一、确定爬取目标
受害者网站:https://fanyi.youdao.com/
二、数据解密过程分析
看一下几个接口
很明显返回的数据被加密了,根据之前的经验,返回的大概率是json格式的数据
响应数据加密无非三种形式:
从经验来看应该是第一种
思路有:搜索法(decrypt);在该接口内部搜索JSON.parse(
今天我们直接开大,使用hook JSON来通杀返回JSON类型的加密数据
时机是在数据加密与解密之间
简单调试一下,就找到解密位置了
继续向下跟到O函数,很明显是aes-cbc解密模式,经过测试发现是标准的aes-cbc算法
三、请求加密参数生成
然后我们只需要正确请求webtranslate接口即可
首先看请求头,重放测试有没有cookie反爬(重放的时候注意松开断点,不然可能返回数据为0B)
发现是会有影响的(可以先静态配置进行请求,如果不行再改)
然后观察表单数据,只有sign参数比较可疑
我们搜索sign值,发现并没有匹配到接口,说明是动态生成的加密参数
请求参数加密直接跟栈即可,注意观察url,不要跟错接口了
往上跟栈到这里看不到表单数据了,就在附近找参数e,t如何被加工的即可,于是找到了k(t)函数,或者上下翻翻看也会有意外之喜哦~
ok,关键参数直接一网打尽好吧
而sign其实就是由md5算法生成
四、代码实现
具体代码实现分两步走:
1、获取加密的响应数据
2、解密响应数据
首先来实现请求获取加密数据
注意要在webtranslate接口的时候进行分析
注:不同接口结果不同
补充:
crypto和crypto-js区别
得到结果可以静态固定参数和浏览器生成的对比一下
在编写代码的时候遇到错误request error:500(服务器拒绝访问)
注意:这种一般是请求参数出现错误,先检查get/post是否正确,然后就是post的请求参数一定是缺一不可!!!这个和请求头略有不同!!
中间还由于没有填写cookie,而出现爬取不全的情况,加上静态cookie之后。
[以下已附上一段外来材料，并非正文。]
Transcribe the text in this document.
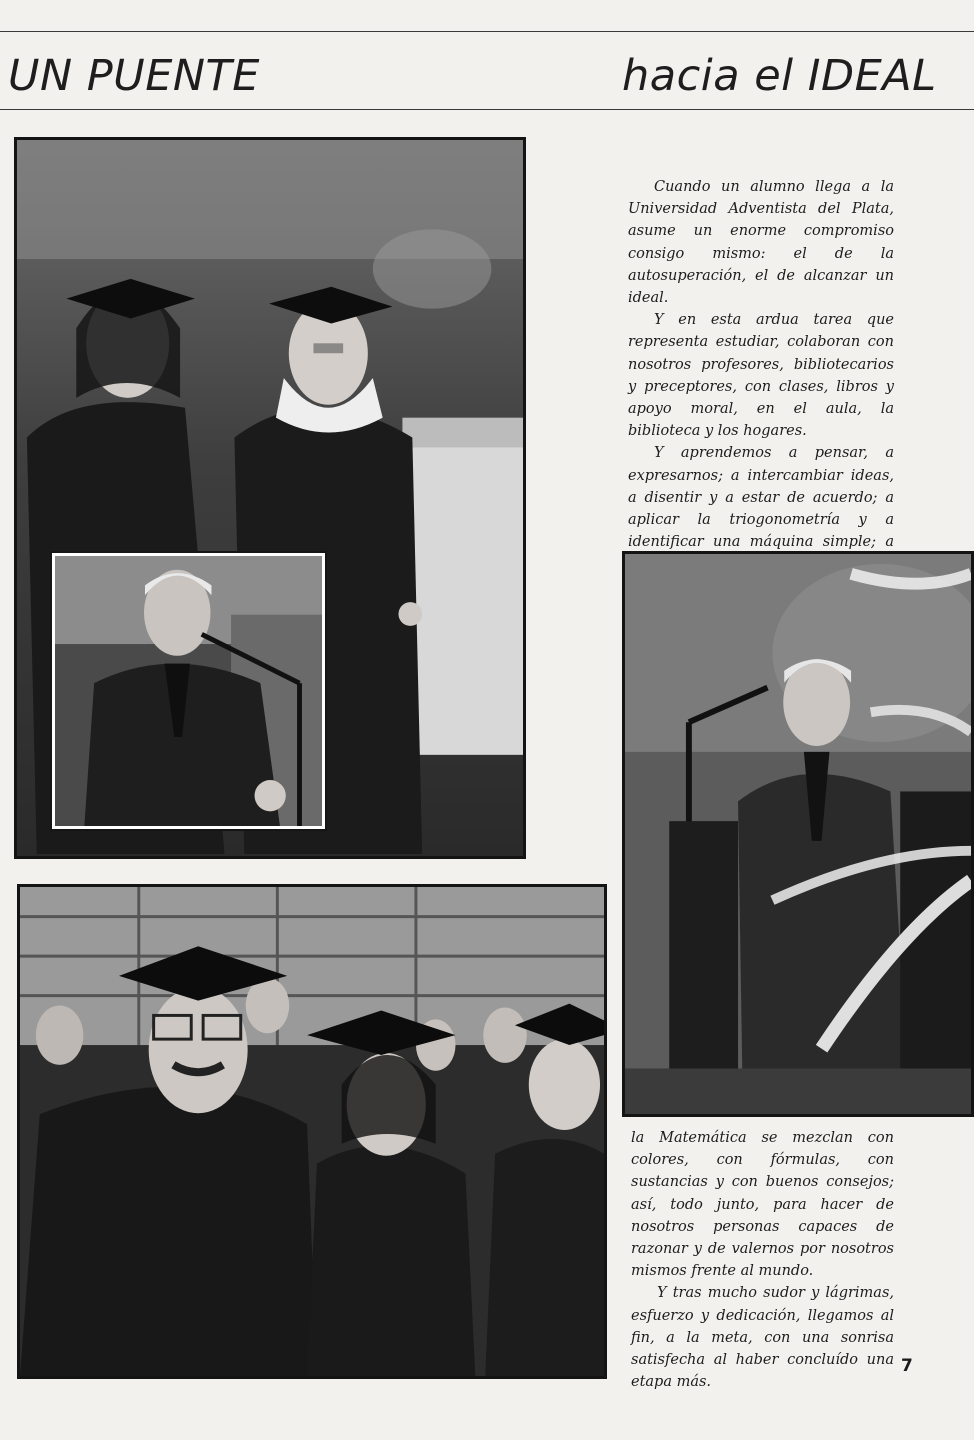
UN PUENTE	hacia el IDEAL

Cuando un alumno llega a la Universidad Adventista del Plata, asume un enorme compromiso consigo mismo: el de la autosuperación, el de alcanzar un ideal.

Y en esta ardua tarea que representa estudiar, colaboran con nosotros profesores, bibliotecarios y preceptores, con clases, libros y apoyo moral, en el aula, la biblioteca y los hogares.

Y aprendemos a pensar, a expresarnos; a intercambiar ideas, a disentir y a estar de acuerdo; a aplicar la triogonometría y a identificar una máquina simple; a

la Matemática se mezclan con colores, con fórmulas, con sustancias y con buenos consejos; así, todo junto, para hacer de nosotros personas capaces de razonar y de valernos por nosotros mismos frente al mundo.

Y tras mucho sudor y lágrimas, esfuerzo y dedicación, llegamos al fin, a la meta, con una sonrisa satisfecha al haber concluído una etapa más.

7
顺利拿到了完整的响应数据:
生成sign参数的js代码:
const crypto = require('crypto'); //别写成crypto-js了
const d = "fanyideskweb";
const u = "webfanyi"
//暂时写死
var t = 'fsdsogkndfokasodnaso'
function get_ts(){
return (new Date).getTime();
}
function get_sign(e, t) {
return _(`client=${d}&mysticTime=${e}&product=${u}&key=${t}`)
}
function _(e){
var x=0;
return crypto.createHash("md5").update(e.toString()).digest("hex")
}
/*
var ts = get_ts();
var ret = get_sign(ts,t)
console.log(ret)
console.log('over')*/
请求数据的python代码:
import requests
import time
import execjs
headers = {
"Connection": "keep-alive",
"Pragma": "no-cache",
"Cache-Control": "no-cache",
"Accept": "application/json, text/plain, */*",
"Content-Type": "application/x-www-form-urlencoded",
"sec-ch-ua-mobile": "?0",
"User-Agent": "Mozilla/5.0 (Windows NT 10.0; WOW64) AppleWebKit/537.36 (KHTML, like Gecko) Chrome/94.0.4606.71 Safari/537.36 Core/1.94.253.400 QQBrowser/12.6.5678.400",
"Origin": "https://fanyi.youdao.com",
"Sec-Fetch-Site": "same-site",
"Sec-Fetch-Mode": "cors",
"Sec-Fetch-Dest": "empty",
"Referer": "https://fanyi.youdao.com/",
"Accept-Language": "zh-CN,zh;q=0.9"
}
cookies = {
"OUTFOX_SEARCH_USER_ID": "16045087@183.209.166.141",
"OUTFOX_SEARCH_USER_ID_NCOO": "1755943084.195078"
}
secretKey = 'fsdsogkndfokasodnaso'
query = '你好啊'
url = "https://dict.youdao.com/webtranslate"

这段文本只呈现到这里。